I arrived at the small car park at Church Cove at about 3.00pm and spent the next hour taking some shots of the Flycatcher and talking to a couple of local birders. I then decided to walk down through the village, planning to do a circuit back via the lifeboat station. By the time I got to the lifeboat station the weather had really improved into a pleasant afternoon with warm sunshine, so I decided to walk a little further along the coast path towards Lizard Point. As I rounded the headland just before Housel Bay I saw a bird coming in over the sea that I first thought was a Kestrel, it dipped back below the cliff face and I carried on along the path in the hope that it would come close enough for some decent photographs.

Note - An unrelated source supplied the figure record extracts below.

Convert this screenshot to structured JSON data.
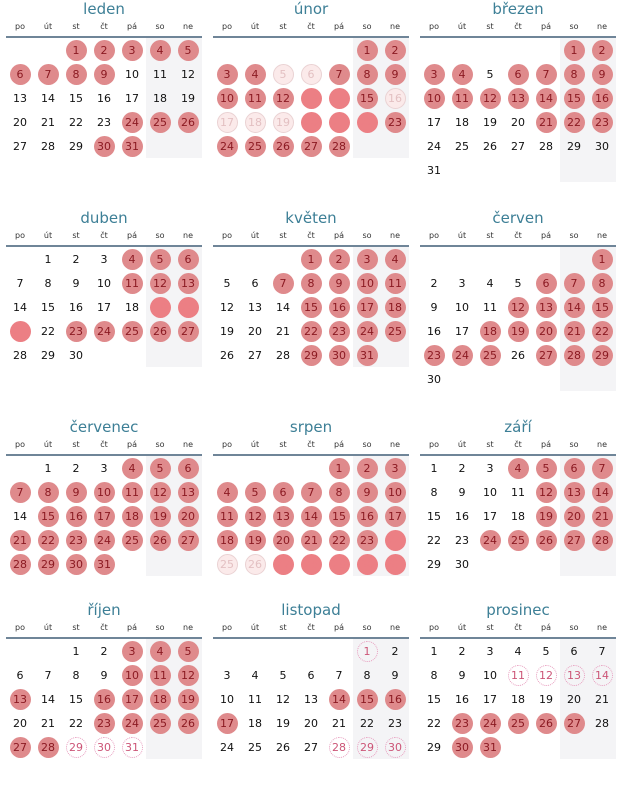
{
  "weekdays": [
    "po",
    "út",
    "st",
    "čt",
    "pá",
    "so",
    "ne"
  ],
  "colors": {
    "title": "#3d7f96",
    "marked": "#df8a8c",
    "strong": "#ec7f84",
    "weekend_bg": "#f4f4f6"
  },
  "months": [
    {
      "name": "leden",
      "days": 31,
      "marks": {
        "m": [
          1,
          2,
          3,
          4,
          5,
          6,
          7,
          8,
          9,
          24,
          25,
          26,
          30,
          31
        ]
      }
    },
    {
      "name": "únor",
      "days": 28,
      "marks": {
        "m": [
          1,
          2,
          3,
          4,
          7,
          8,
          9,
          10,
          11,
          12,
          15,
          23,
          24,
          25,
          26,
          27,
          28
        ],
        "f": [
          5,
          6,
          16,
          17,
          18,
          19
        ],
        "s": [
          13,
          14,
          20,
          21,
          22
        ]
      }
    },
    {
      "name": "březen",
      "days": 31,
      "marks": {
        "m": [
          1,
          2,
          3,
          4,
          6,
          7,
          8,
          9,
          10,
          11,
          12,
          13,
          14,
          15,
          16,
          21,
          22,
          23
        ]
      }
    },
    {
      "name": "duben",
      "days": 30,
      "marks": {
        "m": [
          4,
          5,
          6,
          11,
          12,
          13,
          23,
          24,
          25,
          26,
          27
        ],
        "s": [
          19,
          20,
          21
        ]
      }
    },
    {
      "name": "květen",
      "days": 31,
      "marks": {
        "m": [
          1,
          2,
          3,
          4,
          7,
          8,
          9,
          10,
          11,
          15,
          16,
          17,
          18,
          22,
          23,
          24,
          25,
          29,
          30,
          31
        ]
      }
    },
    {
      "name": "červen",
      "days": 30,
      "marks": {
        "m": [
          1,
          6,
          7,
          8,
          12,
          13,
          14,
          15,
          18,
          19,
          20,
          21,
          22,
          23,
          24,
          25,
          27,
          28,
          29
        ]
      }
    },
    {
      "name": "červenec",
      "days": 31,
      "marks": {
        "m": [
          4,
          5,
          6,
          7,
          8,
          9,
          10,
          11,
          12,
          13,
          15,
          16,
          17,
          18,
          19,
          20,
          21,
          22,
          23,
          24,
          25,
          26,
          27,
          28,
          29,
          30,
          31
        ]
      }
    },
    {
      "name": "srpen",
      "days": 31,
      "marks": {
        "m": [
          1,
          2,
          3,
          4,
          5,
          6,
          7,
          8,
          9,
          10,
          11,
          12,
          13,
          14,
          15,
          16,
          17,
          18,
          19,
          20,
          21,
          22,
          23
        ],
        "s": [
          24,
          27,
          28,
          29,
          30,
          31
        ],
        "f": [
          25,
          26
        ]
      }
    },
    {
      "name": "září",
      "days": 30,
      "marks": {
        "m": [
          4,
          5,
          6,
          7,
          12,
          13,
          14,
          19,
          20,
          21,
          24,
          25,
          26,
          27,
          28
        ]
      }
    },
    {
      "name": "říjen",
      "days": 31,
      "marks": {
        "m": [
          3,
          4,
          5,
          10,
          11,
          12,
          13,
          16,
          17,
          18,
          19,
          23,
          24,
          25,
          26,
          27,
          28
        ],
        "d": [
          29,
          30,
          31
        ]
      }
    },
    {
      "name": "listopad",
      "days": 30,
      "marks": {
        "m": [
          14,
          15,
          16,
          17
        ],
        "d": [
          1,
          28,
          29,
          30
        ]
      }
    },
    {
      "name": "prosinec",
      "days": 31,
      "marks": {
        "m": [
          23,
          24,
          25,
          26,
          27,
          30,
          31
        ],
        "d": [
          11,
          12,
          13,
          14
        ]
      }
    }
  ]
}
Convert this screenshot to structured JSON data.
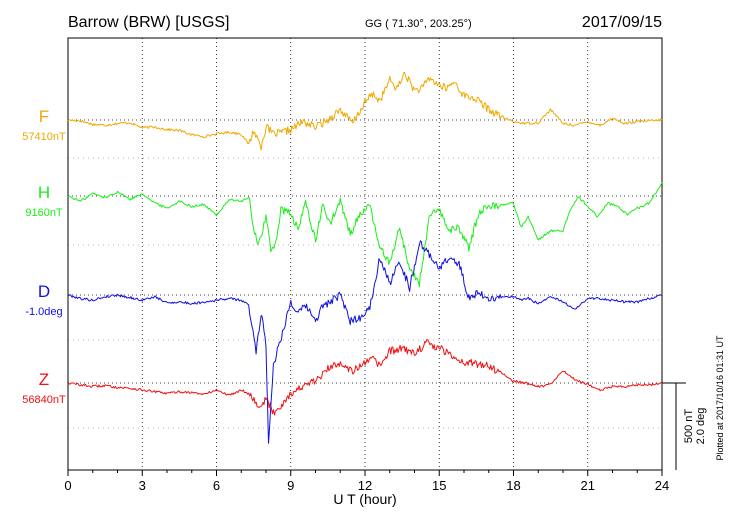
{
  "header": {
    "station": "Barrow (BRW)  [USGS]",
    "coords": "GG ( 71.30°, 203.25°)",
    "date": "2017/09/15"
  },
  "footer": {
    "plotted": "Plotted at 2017/10/16 01:31 UT"
  },
  "scale": {
    "nt": "500 nT",
    "deg": "2.0 deg"
  },
  "chart_data": {
    "type": "line",
    "xlabel": "U T (hour)",
    "xlim": [
      0,
      24
    ],
    "xticks": [
      "0",
      "3",
      "6",
      "9",
      "12",
      "15",
      "18",
      "21",
      "24"
    ],
    "grid": true,
    "series": [
      {
        "name": "F",
        "baseline_label": "57410nT",
        "color": "#f0a800",
        "x": [
          0,
          0.5,
          1,
          1.5,
          2,
          2.5,
          3,
          3.5,
          4,
          4.5,
          5,
          5.5,
          6,
          6.5,
          7,
          7.3,
          7.5,
          7.8,
          8,
          8.3,
          8.6,
          9,
          9.5,
          10,
          10.5,
          11,
          11.5,
          12,
          12.3,
          12.6,
          13,
          13.3,
          13.6,
          14,
          14.3,
          14.6,
          15,
          15.3,
          15.6,
          16,
          16.5,
          17,
          17.5,
          18,
          18.5,
          19,
          19.5,
          20,
          20.5,
          21,
          21.5,
          22,
          22.5,
          23,
          23.5,
          24
        ],
        "values": [
          0,
          -5,
          -25,
          -30,
          -20,
          -15,
          -45,
          -40,
          -55,
          -60,
          -85,
          -95,
          -80,
          -70,
          -80,
          -140,
          -60,
          -150,
          -40,
          -80,
          -75,
          -55,
          -10,
          -40,
          0,
          60,
          -20,
          100,
          150,
          110,
          230,
          180,
          270,
          170,
          180,
          240,
          200,
          180,
          220,
          140,
          120,
          60,
          20,
          -10,
          -20,
          -15,
          60,
          -20,
          -30,
          -10,
          -30,
          10,
          -20,
          -10,
          -5,
          0
        ]
      },
      {
        "name": "H",
        "baseline_label": "9160nT",
        "color": "#1aee1a",
        "x": [
          0,
          0.5,
          1,
          1.5,
          2,
          2.5,
          3,
          3.5,
          4,
          4.5,
          5,
          5.5,
          6,
          6.5,
          7,
          7.3,
          7.5,
          7.7,
          8,
          8.2,
          8.4,
          8.6,
          9,
          9.3,
          9.6,
          10,
          10.3,
          10.6,
          11,
          11.4,
          11.8,
          12.2,
          12.6,
          13,
          13.4,
          13.8,
          14.2,
          14.6,
          15,
          15.4,
          15.8,
          16.2,
          16.6,
          17,
          17.5,
          18,
          18.3,
          18.6,
          19,
          19.5,
          20,
          20.3,
          20.6,
          21,
          21.4,
          21.8,
          22.2,
          22.6,
          23,
          23.5,
          24
        ],
        "values": [
          0,
          -30,
          15,
          -10,
          25,
          -20,
          15,
          -40,
          -70,
          -30,
          -60,
          -50,
          -110,
          -20,
          -30,
          -10,
          -180,
          -280,
          -120,
          -320,
          -260,
          -80,
          -100,
          -200,
          -30,
          -260,
          -50,
          -160,
          -30,
          -220,
          -100,
          -60,
          -300,
          -380,
          -180,
          -420,
          -500,
          -120,
          -80,
          -200,
          -180,
          -300,
          -90,
          -60,
          -50,
          -40,
          -180,
          -120,
          -250,
          -200,
          -200,
          -80,
          0,
          -60,
          -120,
          -40,
          -60,
          -110,
          -70,
          -40,
          80
        ]
      },
      {
        "name": "D",
        "baseline_label": "-1.0deg",
        "color": "#1010e0",
        "x": [
          0,
          0.5,
          1,
          1.5,
          2,
          2.5,
          3,
          3.5,
          4,
          4.5,
          5,
          5.5,
          6,
          6.5,
          7,
          7.3,
          7.6,
          7.8,
          8,
          8.1,
          8.3,
          8.5,
          9,
          9.3,
          9.6,
          10,
          10.3,
          10.6,
          11,
          11.4,
          11.8,
          12.2,
          12.6,
          13,
          13.4,
          13.8,
          14.2,
          14.6,
          15,
          15.4,
          15.8,
          16.2,
          16.6,
          17,
          17.5,
          18,
          18.3,
          18.6,
          19,
          19.5,
          20,
          20.5,
          21,
          21.5,
          22,
          22.5,
          23,
          23.5,
          24
        ],
        "values": [
          0,
          -20,
          -30,
          -10,
          0,
          -15,
          -30,
          -10,
          -45,
          -40,
          -50,
          -40,
          -30,
          -20,
          -30,
          -60,
          -320,
          -100,
          -280,
          -850,
          -400,
          -300,
          -40,
          -110,
          -60,
          -150,
          -60,
          -40,
          0,
          -150,
          -130,
          -70,
          220,
          60,
          200,
          40,
          300,
          230,
          160,
          210,
          180,
          -20,
          20,
          -30,
          -10,
          -10,
          -30,
          -20,
          -50,
          -10,
          -40,
          -80,
          -20,
          -20,
          -30,
          -40,
          -40,
          -20,
          0
        ]
      },
      {
        "name": "Z",
        "baseline_label": "56840nT",
        "color": "#f01010",
        "x": [
          0,
          0.5,
          1,
          1.5,
          2,
          2.5,
          3,
          3.5,
          4,
          4.5,
          5,
          5.5,
          6,
          6.5,
          7,
          7.3,
          7.6,
          7.8,
          8,
          8.3,
          8.6,
          9,
          9.5,
          10,
          10.5,
          11,
          11.5,
          12,
          12.3,
          12.6,
          13,
          13.5,
          14,
          14.5,
          15,
          15.5,
          16,
          16.5,
          17,
          17.5,
          18,
          18.5,
          19,
          19.5,
          20,
          20.5,
          21,
          21.5,
          22,
          22.5,
          23,
          23.5,
          24
        ],
        "values": [
          0,
          -10,
          -20,
          -15,
          -25,
          -30,
          -40,
          -50,
          -60,
          -50,
          -55,
          -65,
          -40,
          -70,
          -40,
          -60,
          -110,
          -140,
          -90,
          -170,
          -130,
          -60,
          -20,
          10,
          80,
          120,
          70,
          110,
          140,
          100,
          180,
          200,
          170,
          230,
          200,
          160,
          120,
          110,
          100,
          60,
          10,
          0,
          -20,
          -10,
          70,
          20,
          -10,
          -40,
          -20,
          -20,
          -10,
          -10,
          0
        ]
      }
    ]
  }
}
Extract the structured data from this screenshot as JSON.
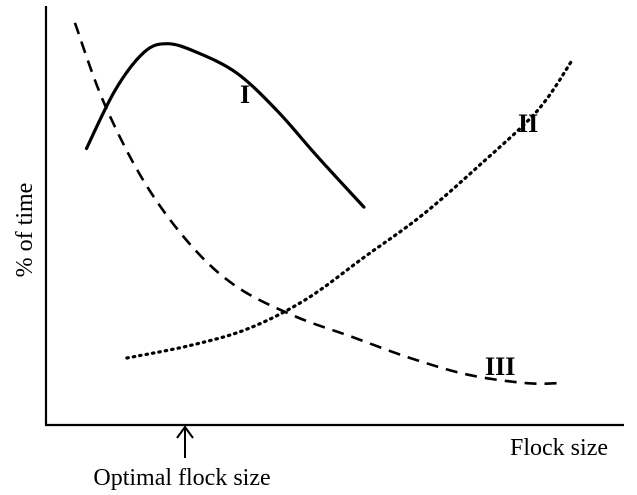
{
  "chart_data": {
    "type": "line",
    "title": "",
    "xlabel": "Flock size",
    "ylabel": "% of time",
    "xlim": [
      0,
      10
    ],
    "ylim": [
      0,
      10
    ],
    "grid": false,
    "legend": "none",
    "ticks": "none",
    "annotation": {
      "text": "Optimal flock size",
      "x": 2.2
    },
    "series": [
      {
        "name": "I",
        "style": "solid",
        "points": [
          [
            0.7,
            6.6
          ],
          [
            1.2,
            8.0
          ],
          [
            1.7,
            8.9
          ],
          [
            2.1,
            9.1
          ],
          [
            2.6,
            8.9
          ],
          [
            3.3,
            8.4
          ],
          [
            4.0,
            7.5
          ],
          [
            4.7,
            6.4
          ],
          [
            5.5,
            5.2
          ]
        ]
      },
      {
        "name": "II",
        "style": "dotted",
        "points": [
          [
            1.4,
            1.6
          ],
          [
            2.5,
            1.9
          ],
          [
            3.5,
            2.3
          ],
          [
            4.5,
            3.0
          ],
          [
            5.5,
            4.0
          ],
          [
            6.5,
            5.0
          ],
          [
            7.5,
            6.2
          ],
          [
            8.5,
            7.5
          ],
          [
            9.1,
            8.7
          ]
        ]
      },
      {
        "name": "III",
        "style": "dashed",
        "points": [
          [
            0.5,
            9.6
          ],
          [
            1.0,
            7.7
          ],
          [
            1.7,
            5.8
          ],
          [
            2.5,
            4.3
          ],
          [
            3.3,
            3.3
          ],
          [
            4.3,
            2.6
          ],
          [
            5.3,
            2.1
          ],
          [
            6.3,
            1.6
          ],
          [
            7.3,
            1.2
          ],
          [
            8.3,
            1.0
          ],
          [
            8.9,
            1.0
          ]
        ]
      }
    ]
  }
}
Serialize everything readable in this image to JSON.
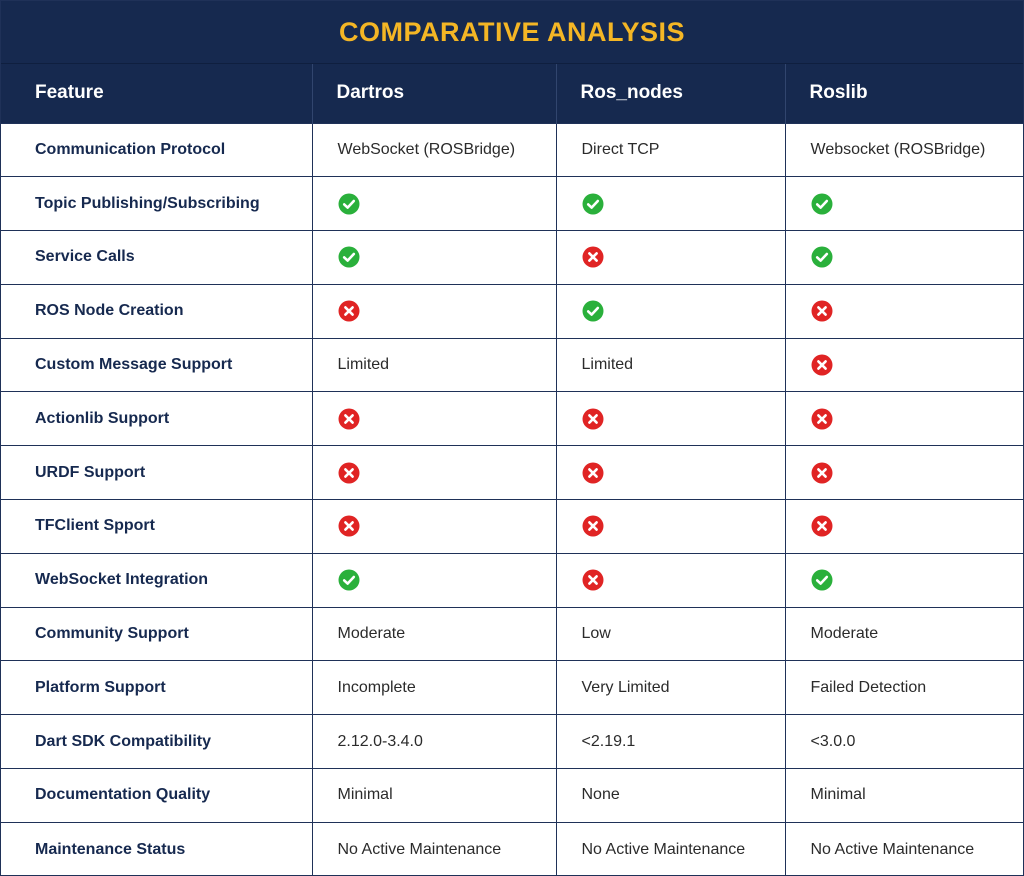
{
  "title": "COMPARATIVE ANALYSIS",
  "colors": {
    "navy": "#16294f",
    "gold": "#f4b625",
    "check": "#2ab03b",
    "cross": "#e02424"
  },
  "headers": [
    "Feature",
    "Dartros",
    "Ros_nodes",
    "Roslib"
  ],
  "rows": [
    {
      "feature": "Communication Protocol",
      "cells": [
        {
          "type": "text",
          "value": "WebSocket (ROSBridge)"
        },
        {
          "type": "text",
          "value": "Direct TCP"
        },
        {
          "type": "text",
          "value": "Websocket (ROSBridge)"
        }
      ]
    },
    {
      "feature": "Topic Publishing/Subscribing",
      "cells": [
        {
          "type": "icon",
          "icon": "check-icon"
        },
        {
          "type": "icon",
          "icon": "check-icon"
        },
        {
          "type": "icon",
          "icon": "check-icon"
        }
      ]
    },
    {
      "feature": "Service Calls",
      "cells": [
        {
          "type": "icon",
          "icon": "check-icon"
        },
        {
          "type": "icon",
          "icon": "cross-icon"
        },
        {
          "type": "icon",
          "icon": "check-icon"
        }
      ]
    },
    {
      "feature": "ROS Node Creation",
      "cells": [
        {
          "type": "icon",
          "icon": "cross-icon"
        },
        {
          "type": "icon",
          "icon": "check-icon"
        },
        {
          "type": "icon",
          "icon": "cross-icon"
        }
      ]
    },
    {
      "feature": "Custom Message Support",
      "cells": [
        {
          "type": "text",
          "value": "Limited"
        },
        {
          "type": "text",
          "value": "Limited"
        },
        {
          "type": "icon",
          "icon": "cross-icon"
        }
      ]
    },
    {
      "feature": "Actionlib Support",
      "cells": [
        {
          "type": "icon",
          "icon": "cross-icon"
        },
        {
          "type": "icon",
          "icon": "cross-icon"
        },
        {
          "type": "icon",
          "icon": "cross-icon"
        }
      ]
    },
    {
      "feature": "URDF Support",
      "cells": [
        {
          "type": "icon",
          "icon": "cross-icon"
        },
        {
          "type": "icon",
          "icon": "cross-icon"
        },
        {
          "type": "icon",
          "icon": "cross-icon"
        }
      ]
    },
    {
      "feature": "TFClient Spport",
      "cells": [
        {
          "type": "icon",
          "icon": "cross-icon"
        },
        {
          "type": "icon",
          "icon": "cross-icon"
        },
        {
          "type": "icon",
          "icon": "cross-icon"
        }
      ]
    },
    {
      "feature": "WebSocket Integration",
      "cells": [
        {
          "type": "icon",
          "icon": "check-icon"
        },
        {
          "type": "icon",
          "icon": "cross-icon"
        },
        {
          "type": "icon",
          "icon": "check-icon"
        }
      ]
    },
    {
      "feature": "Community Support",
      "cells": [
        {
          "type": "text",
          "value": "Moderate"
        },
        {
          "type": "text",
          "value": "Low"
        },
        {
          "type": "text",
          "value": "Moderate"
        }
      ]
    },
    {
      "feature": "Platform Support",
      "cells": [
        {
          "type": "text",
          "value": "Incomplete"
        },
        {
          "type": "text",
          "value": "Very Limited"
        },
        {
          "type": "text",
          "value": "Failed Detection"
        }
      ]
    },
    {
      "feature": "Dart SDK Compatibility",
      "cells": [
        {
          "type": "text",
          "value": "2.12.0-3.4.0"
        },
        {
          "type": "text",
          "value": "<2.19.1"
        },
        {
          "type": "text",
          "value": "<3.0.0"
        }
      ]
    },
    {
      "feature": "Documentation Quality",
      "cells": [
        {
          "type": "text",
          "value": "Minimal"
        },
        {
          "type": "text",
          "value": "None"
        },
        {
          "type": "text",
          "value": "Minimal"
        }
      ]
    },
    {
      "feature": "Maintenance Status",
      "cells": [
        {
          "type": "text",
          "value": "No Active Maintenance"
        },
        {
          "type": "text",
          "value": "No Active Maintenance"
        },
        {
          "type": "text",
          "value": "No Active Maintenance"
        }
      ]
    }
  ]
}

The bird then appeared back over the headland and this time I could see that it was much too slender in build to be a kestrel, I could also see white markings in the wing as it came closer and started to hawk for insects over the dead ferns on the top of the cliff edge. The bird flew back and forth along the cliff edge 3 or 4 times and I was now starting to think that it was a Nightjar. It then drifted over the top of the cliff getting closer all of the time, I could now see the fork in the tail and the bold white flashes in the wing and I knew that I was looking at a Common Nighthawk. I grabbed my camera and desperately tried to get some record shots as the bird worked its way along the headland. The bird was moving closer to Church Cove and I followed it along the coastal path, when suddenly it turned round and flew directly towards me passing no more than 5 feet from my head, it then doubled back and flew straight over me and round the headland towards Church Cove and out of view. I ran around the headland to try to re-find it but was unable to see it. I reached for my phone to get the news out, but then had to walk back to the highest part of the headland to get a mobile signal. I spent the remaining daylight trying to relocate the bird and was joined by others in the search after about 40 minutes but unfortunately we were unable to see it again.Â Â
This Common Nighthawk constitutes the first record for the Cornish mainland its arrival coinciding with a number of other American migrants including the Alder Flycatcher, Red-eyed Vireo and Bobolink in Cornwall andÂ Grey-cheeked Thrush, Blackpoll Warbler, Red-eyed Vireo, Bobolink, American Buff-bellied Pipit and American Golden Plover on the Isles of Scilly.